The concluding episode sees McMahon save his life and begin to reveal her secrets to Doggett, Reyes and Scully. The two informants were killed (by her) after trying to warn about chloramine being used to contaminate the US populace's water supply and make them susceptible to a change in their genetic make up, allowing for the breeding of a new generation of Super Soldiers. It should be an exciting mystery, The X Files stepping up its latest arc to the next level, but without Mulder and Scully virtually a bit player, it doesn't feels as exciting as it should be.

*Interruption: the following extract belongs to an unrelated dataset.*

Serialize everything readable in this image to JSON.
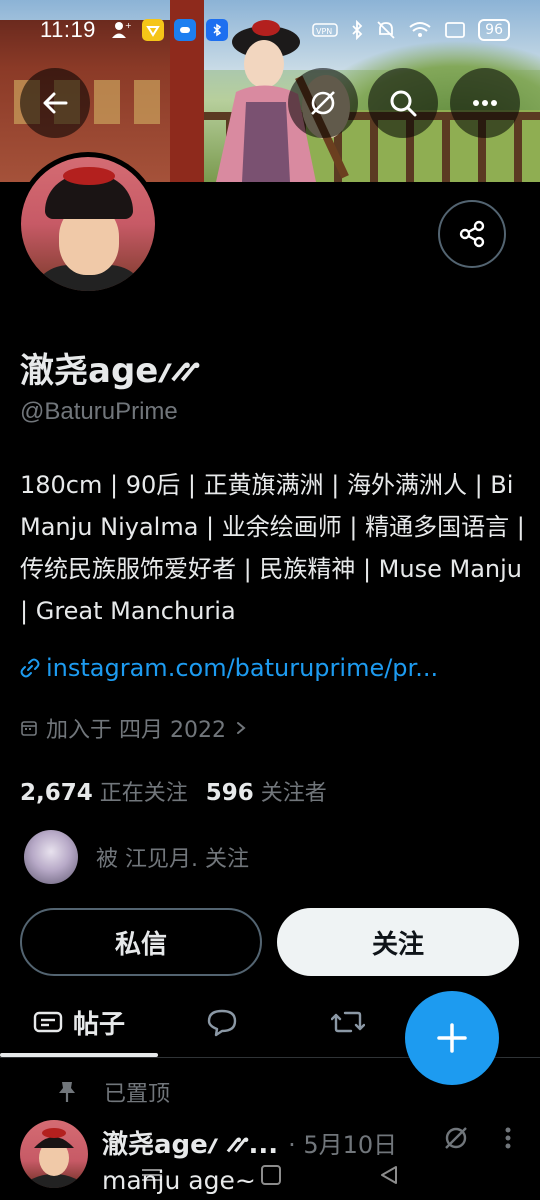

The most interesting part of the second episode is the return of Adam Baldwin's Knowle Rohrer, who infiltrates a mysterious warship containing a secret genetics lab. The captain has brought the ship to port, hoping to share the vessel's insidious secrets with the now dead informants. Rohrer is now a fully-fledged villain, resurrected after his fiery car crash in the season eight finale and Baldwin plays the quiet menace well. It's actually a shame he wouldn't appear again until the final episode of season nine; I would have liked more of that duplicitous relationship between him and Doggett but he remains a great throughline on the super soldier story arc.
The final showdown on the ship is the highlight on a rather tiresome story. Doggett comes face face with his former friend and is almost killed before McMahon arrives to slice off Rohrer's head Billy-Miles style. But the shocks don't there; a headless Rohrer rams his fist through her heart, seemingly killing her. Meanwhile Scully and Reyes race through the ship, discovering the corpse of the beheaded captain and the secret laboratory while Doggett uncovers the bomb.
The ticking clock adds a sense of urgency but it also does sees the episode fall into that old The X Files cliche of dangling clues before the agents and then ripping them away. Scully desperately searches for signs of her own catalogued DNA - and the secrets to William - and is then dragged away by Reyes and Doggett, escaping the exploding vessel just in time. Mulder and Scully uncovering secret files on the general populace way back in season three's Paper Clip was a thrilling moment in the show. Six years later, finding another lab with more evidence of Scully's abduction feels utterly uninspired.
And that's the crux of the issues with this two-parter. It becomes all about Mulder's mysterious disappearance, Doggett being forced into his role and Scully and William at the heart of the mystery. It should have been a fresh start - Doggett and Reyes on the X Files out on their own. Sadly, Reyes struggles to keep her head afloat while Doggett is out of character, Scully is even worse, mysterious and dismissive and seemingly far removed in her relationship from Doggett that was so carefully built up last season.Some of the plot points don't even make sense. Doggett's investigation into the FBI - an exciting plot development for season nine ends like a damp squib and Kersh goers from villain to unlikeable good guy of sorts, suggesting he convinced Mulder to go...or Scully did...I don't know. Apparently there are reasons which aren't clear enough to make any coherent sense.
Nothing Important Happened Today is a very apt title, but not in the way it was intended, a play on a historical event (the declaration of independence being dismissed by King George the Third). Kersh suggests that something big is happening and it is being swept under the carpet. But on reflection I struggle to see what. Nothing really did happen in this episode, just a tired run of cliches, repetition and dull new characters. Things will get a bit better when the show is allowed to have Doggett and Reyes investigating the supernatural but even then the spectre of Scully - hanging onto the show by a thread - and an absent Mulder will undermine it all. And who would have thought those two iconic agents would be the problem here?